Back when Portland, Ore.-based Gerding Edlen took over Bower, the residential component of Boston’s new Fenway Center, healthier living was already among its priorities.
“These are things that are becoming more important,” said Kelly Saito, managing partner at Gerding Edlen. “Six months ago people may not have been so aware, but they are now.”
The first of these two residential buildings that mark phase one of Fenway Center, is now leasing. Building 2 is expected to be on target for a September completion. Combined, the buildings add 312 apartments to the Fenway.
Building one is an eight-story mid-rise with 100 apartments; building two is a 14-story high-rise tower with 212 homes. All of the apartments have a similar open-plan design, but building one offers slightly larger homes, ranging from studios at 410 square feet to a loft-like 700 square feet (rents start at $2,550 per month) to two-bedrooms from 1,150 square feet to 1,264 square feet (rents for these start at $5,000 per month).
One visual difference is building one’s darker-colored engineered wood flooring and lighter cabinetry; building two reverses that process with lighter flooring and dark cabinets.
More important, the flooring is FloorScore certified, which means low toxic off-gassing. The apartments also include energy-efficient features and View Inc.’s tinted, dynamic Smart Windows, which the company contends reduce eye strain, drowsiness, and headaches and cut energy consumption by up to 20 percent.
Smart Windows are part of the twin-towered residential development’s biophilic design, which aims to retain natural elements proven to boost a resident’s health and happiness.
Creature comforts are key, of course, and both buildings have amenities such as lounges and roof decks. Building two will have a shared rooftop pool and a gym.
“The roof decks have phenomenal views into Fenway Park and over to the river, and even the ocean on a clear day,” Saito said, but you can’t actually watch a game live. “You can see the scoreboard, not the players.”
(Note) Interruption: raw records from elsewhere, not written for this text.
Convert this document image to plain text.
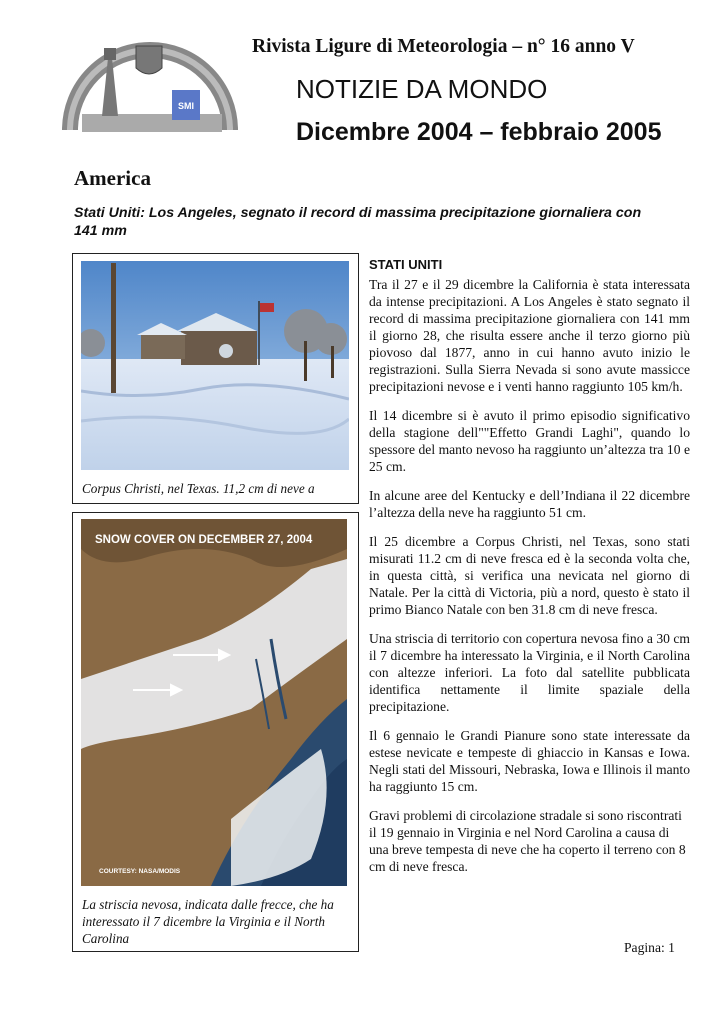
SMI
Rivista Ligure di Meteorologia – n° 16 anno V
NOTIZIE DA MONDO
Dicembre 2004 – febbraio 2005
America
Stati Uniti: Los Angeles, segnato il record di massima precipitazione giornaliera con 141 mm
Corpus Christi, nel Texas. 11,2 cm di neve a
SNOW COVER ON DECEMBER 27, 2004
COURTESY: NASA/MODIS
La striscia nevosa, indicata dalle frecce, che ha interessato il 7 dicembre la Virginia e il North Carolina
STATI UNITI

Tra il 27 e il 29 dicembre la California è stata interessata da intense precipitazioni. A Los Angeles è stato segnato il record di massima precipitazione giornaliera con 141 mm il giorno 28, che risulta essere anche il terzo giorno più piovoso dal 1877, anno in cui hanno avuto inizio le registrazioni. Sulla Sierra Nevada si sono avute massicce precipitazioni nevose e i venti hanno raggiunto 105 km/h.

Il 14 dicembre si è avuto il primo episodio significativo della stagione dell""Effetto Grandi Laghi", quando lo spessore del manto nevoso ha raggiunto un’altezza tra 10 e 25 cm.

In alcune aree del Kentucky e dell’Indiana il 22 dicembre l’altezza della neve ha raggiunto 51 cm.

Il 25 dicembre a Corpus Christi, nel Texas, sono stati misurati 11.2 cm di neve fresca ed è la seconda volta che, in questa città, si verifica una nevicata nel giorno di Natale. Per la città di Victoria, più a nord, questo è stato il primo Bianco Natale con ben 31.8 cm di neve fresca.

Una striscia di territorio con copertura nevosa fino a 30 cm il 7 dicembre ha interessato la Virginia, e il North Carolina con altezze inferiori. La foto dal satellite pubblicata identifica nettamente il limite spaziale della precipitazione.

Il 6 gennaio le Grandi Pianure sono state interessate da estese nevicate e tempeste di ghiaccio in Kansas e Iowa. Negli stati del Missouri, Nebraska, Iowa e Illinois il manto ha raggiunto 15 cm.

Gravi problemi di circolazione stradale si sono riscontrati il 19 gennaio in Virginia e nel Nord Carolina a causa di una breve tempesta di neve che ha coperto il terreno con 8 cm di neve fresca.

Pagina: 1
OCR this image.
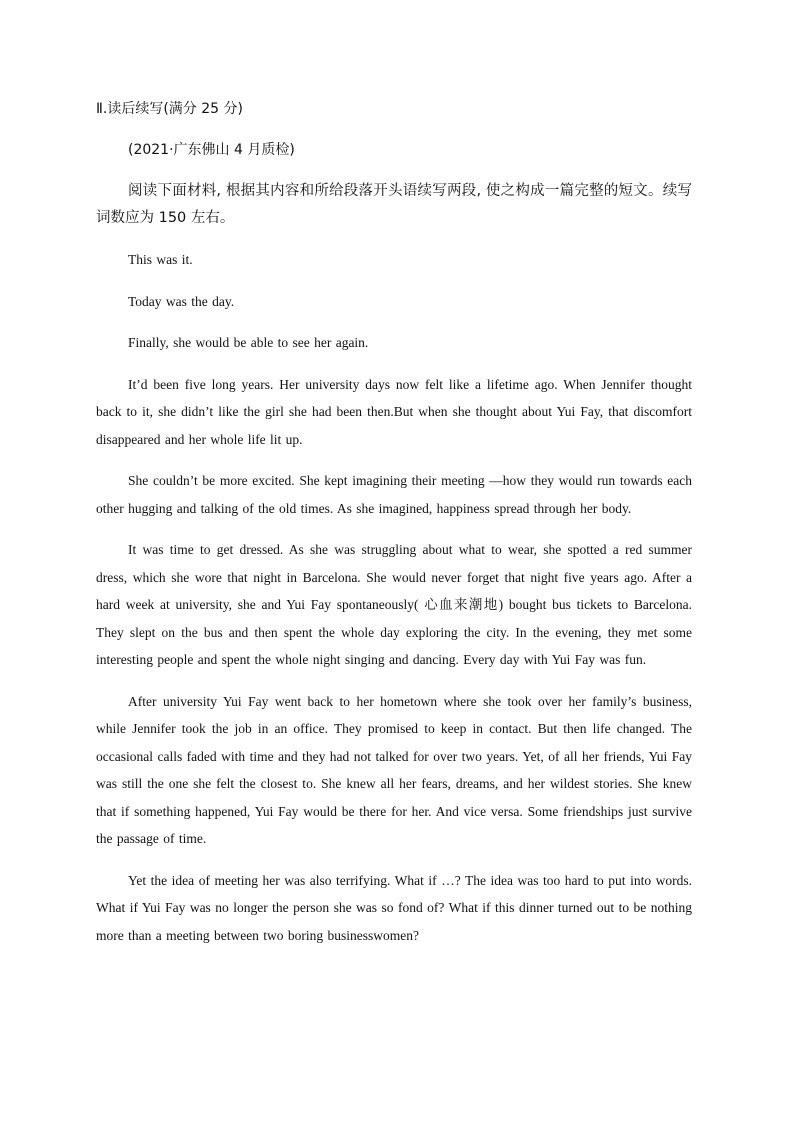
Ⅱ.读后续写(满分 25 分)

(2021·广东佛山 4 月质检)

阅读下面材料, 根据其内容和所给段落开头语续写两段, 使之构成一篇完整的短文。续写词数应为 150 左右。

This was it.

Today was the day.

Finally, she would be able to see her again.

It’d been five long years. Her university days now felt like a lifetime ago. When Jennifer thought back to it, she didn’t like the girl she had been then.But when she thought about Yui Fay, that discomfort disappeared and her whole life lit up.

She couldn’t be more excited. She kept imagining their meeting —how they would run towards each other hugging and talking of the old times. As she imagined, happiness spread through her body.

It was time to get dressed. As she was struggling about what to wear, she spotted a red summer dress, which she wore that night in Barcelona. She would never forget that night five years ago. After a hard week at university, she and Yui Fay spontaneously( 心血来潮地) bought bus tickets to Barcelona. They slept on the bus and then spent the whole day exploring the city. In the evening, they met some interesting people and spent the whole night singing and dancing. Every day with Yui Fay was fun.

After university Yui Fay went back to her hometown where she took over her family’s business, while Jennifer took the job in an office. They promised to keep in contact. But then life changed. The occasional calls faded with time and they had not talked for over two years. Yet, of all her friends, Yui Fay was still the one she felt the closest to. She knew all her fears, dreams, and her wildest stories. She knew that if something happened, Yui Fay would be there for her. And vice versa. Some friendships just survive the passage of time.

Yet the idea of meeting her was also terrifying. What if …? The idea was too hard to put into words. What if Yui Fay was no longer the person she was so fond of? What if this dinner turned out to be nothing more than a meeting between two boring businesswomen?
Both buildings are pet friendly, and while building two will include a dog-washing station, building one will have a rooftop dog run. Both are open to all residents.
Underneath, building one’s ground level retail space is completed, as is one level of underground parking. The second parking level and building two’s retail should be finished by September. Parking costs $405 per spot per month.
Bower marks the first phase of the still-in-progress Fenway Center mixed-use development abutting Lansdowne Station on the commuter rail and an easy walk from Kenmore Square’s T station. Still, Bower supports pedal power with 160 bicycle parking spaces and a bike repair and wash station. It includes 10 electric vehicle charging stations, too.